Auto-commit data loss

Default Kafka consumer auto-commits offsets every 5 seconds. A crash after commit but before processing means silent message loss. Disable auto-commit. Always.

Topic explosion

One topic per microservice per event type sounds clean until you have 4 000 topics and the metadata refresh time on every broker is in the seconds. Group related events into a single topic with a type field; let consumers filter.

Schema Registry as deployment blocker

Hard-failing producer startup when Schema Registry is unreachable means a Schema Registry incident becomes a producer-side incident. Use a local schema cache and tolerate brief Registry unavailability.

When not to use

Event-driven architecture is not a default. It’s a deliberate trade: lower coupling and replay capability in exchange for harder debugging, eventual consistency, and operational complexity.

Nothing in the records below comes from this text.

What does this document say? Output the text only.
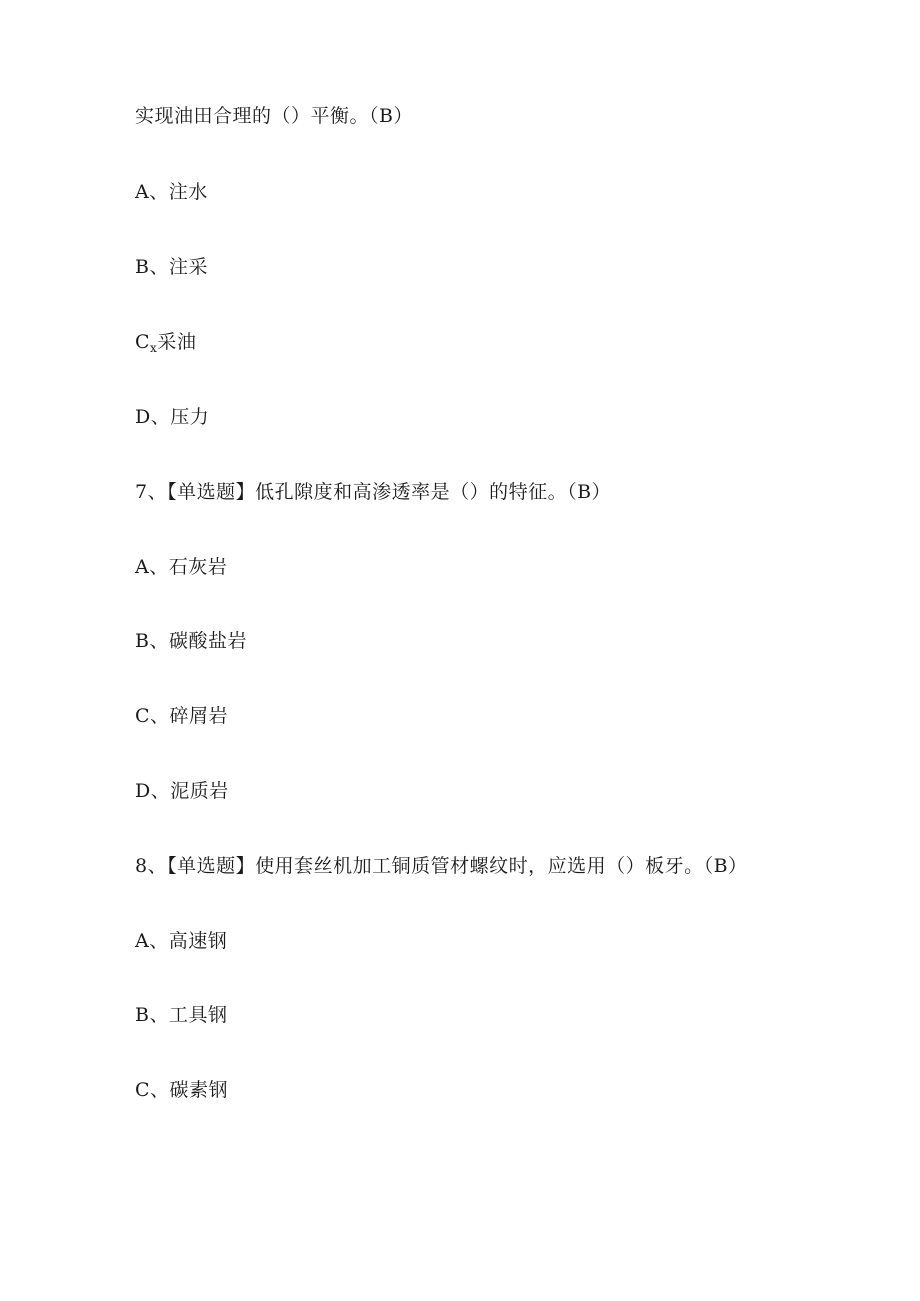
实现油田合理的（）平衡。（B）
A、注水
B、注采
$C_x$采油
D、压力
7、【单选题】低孔隙度和高渗透率是（）的特征。（B）
A、石灰岩
B、碳酸盐岩
C、碎屑岩
D、泥质岩
8、【单选题】使用套丝机加工铜质管材螺纹时，应选用（）板牙。（B）
A、高速钢
B、工具钢
C、碳素钢
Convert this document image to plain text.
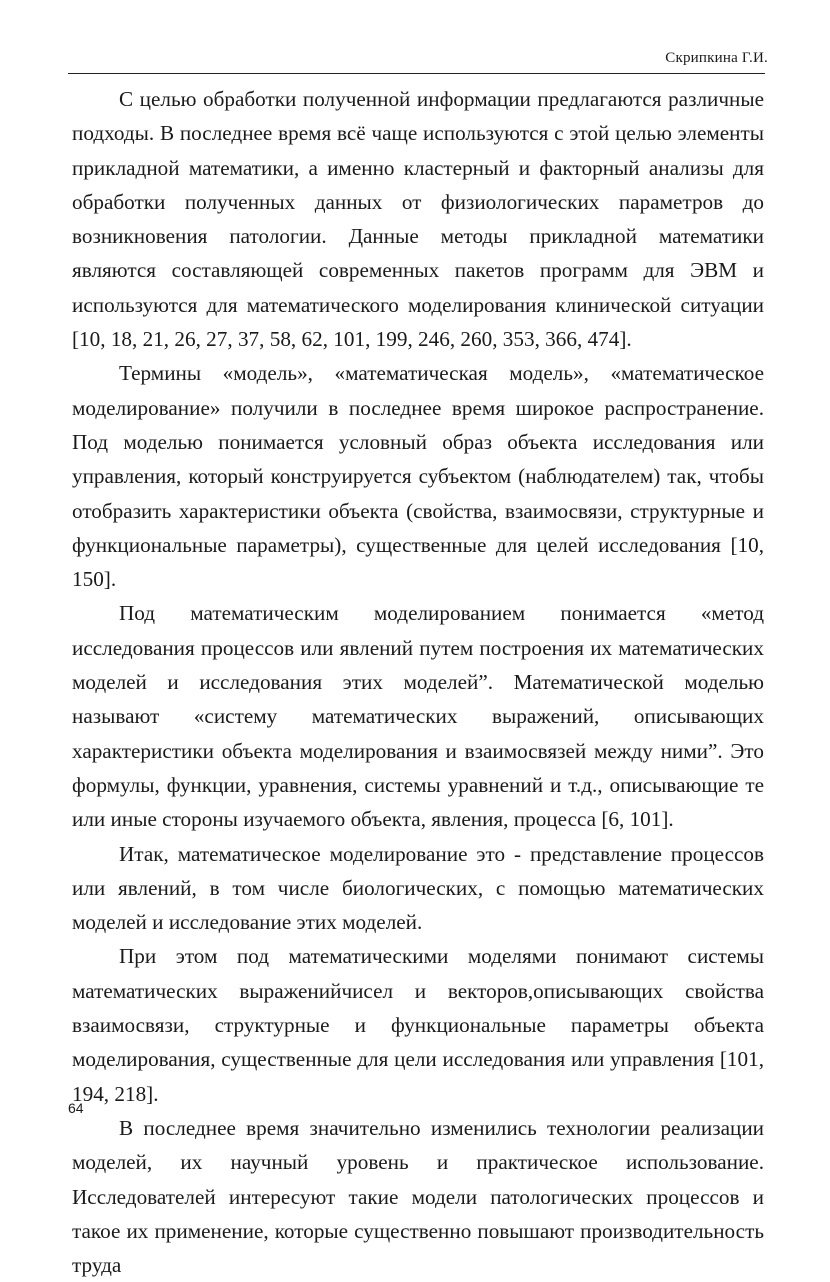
Скрипкина Г.И.

С целью обработки полученной информации предлагаются различные подходы. В последнее время всё чаще используются с этой целью элементы прикладной математики, а именно кластерный и факторный анализы для обработки полученных данных от физиологических параметров до возникновения патологии. Данные методы прикладной математики являются составляющей современных пакетов программ для ЭВМ и используются для математического моделирования клинической ситуации [10, 18, 21, 26, 27, 37, 58, 62, 101, 199, 246, 260, 353, 366, 474].

Термины «модель», «математическая модель», «математическое моделирование» получили в последнее время широкое распространение. Под моделью понимается условный образ объекта исследования или управления, который конструируется субъектом (наблюдателем) так, чтобы отобразить характеристики объекта (свойства, взаимосвязи, структурные и функциональные параметры), существенные для целей исследования [10, 150].

Под математическим моделированием понимается «метод исследования процессов или явлений путем построения их математических моделей и исследования этих моделей”. Математической моделью называют «систему математических выражений, описывающих характеристики объекта моделирования и взаимосвязей между ними”. Это формулы, функции, уравнения, системы уравнений и т.д., описывающие те или иные стороны изучаемого объекта, явления, процесса [6, 101].

Итак, математическое моделирование это - представление процессов или явлений, в том числе биологических, с помощью математических моделей и исследование этих моделей.

При этом под математическими моделями понимают системы математических выраженийчисел и векторов,описывающих свойства взаимосвязи, структурные и функциональные параметры объекта моделирования, существенные для цели исследования или управления [101, 194, 218].

В последнее время значительно изменились технологии реализации моделей, их научный уровень и практическое использование. Исследователей интересуют такие модели патологических процессов и такое их применение, которые существенно повышают производительность труда

64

  • Synchronous request/response with a single answer. A REST call is simpler. Don’t put a queue between two services that always need to talk to each other in lockstep.
  • Strong cross-aggregate consistency. If two writes must succeed or fail together and the business cannot tolerate any window of inconsistency, use a database transaction, not events.
  • Low traffic, low criticality. Running Kafka for 100 messages a day is overkill. Use a simpler queue (RabbitMQ, SQS, or even a database table) until volume justifies the operational cost.
  • Audit-first command flows. When the business needs every command to be acknowledged synchronously and traced individually, IBM MQ with XA still beats Kafka. Kafka is a stream; MQ is a transaction.

Where event-driven wins: when the same fact must reach multiple consumers, when replay is a regulatory requirement, when downstream systems evolve at different speeds, and when peak throughput exceeds what a synchronous call chain can absorb. That’s most modern banking platforms — but not all of them.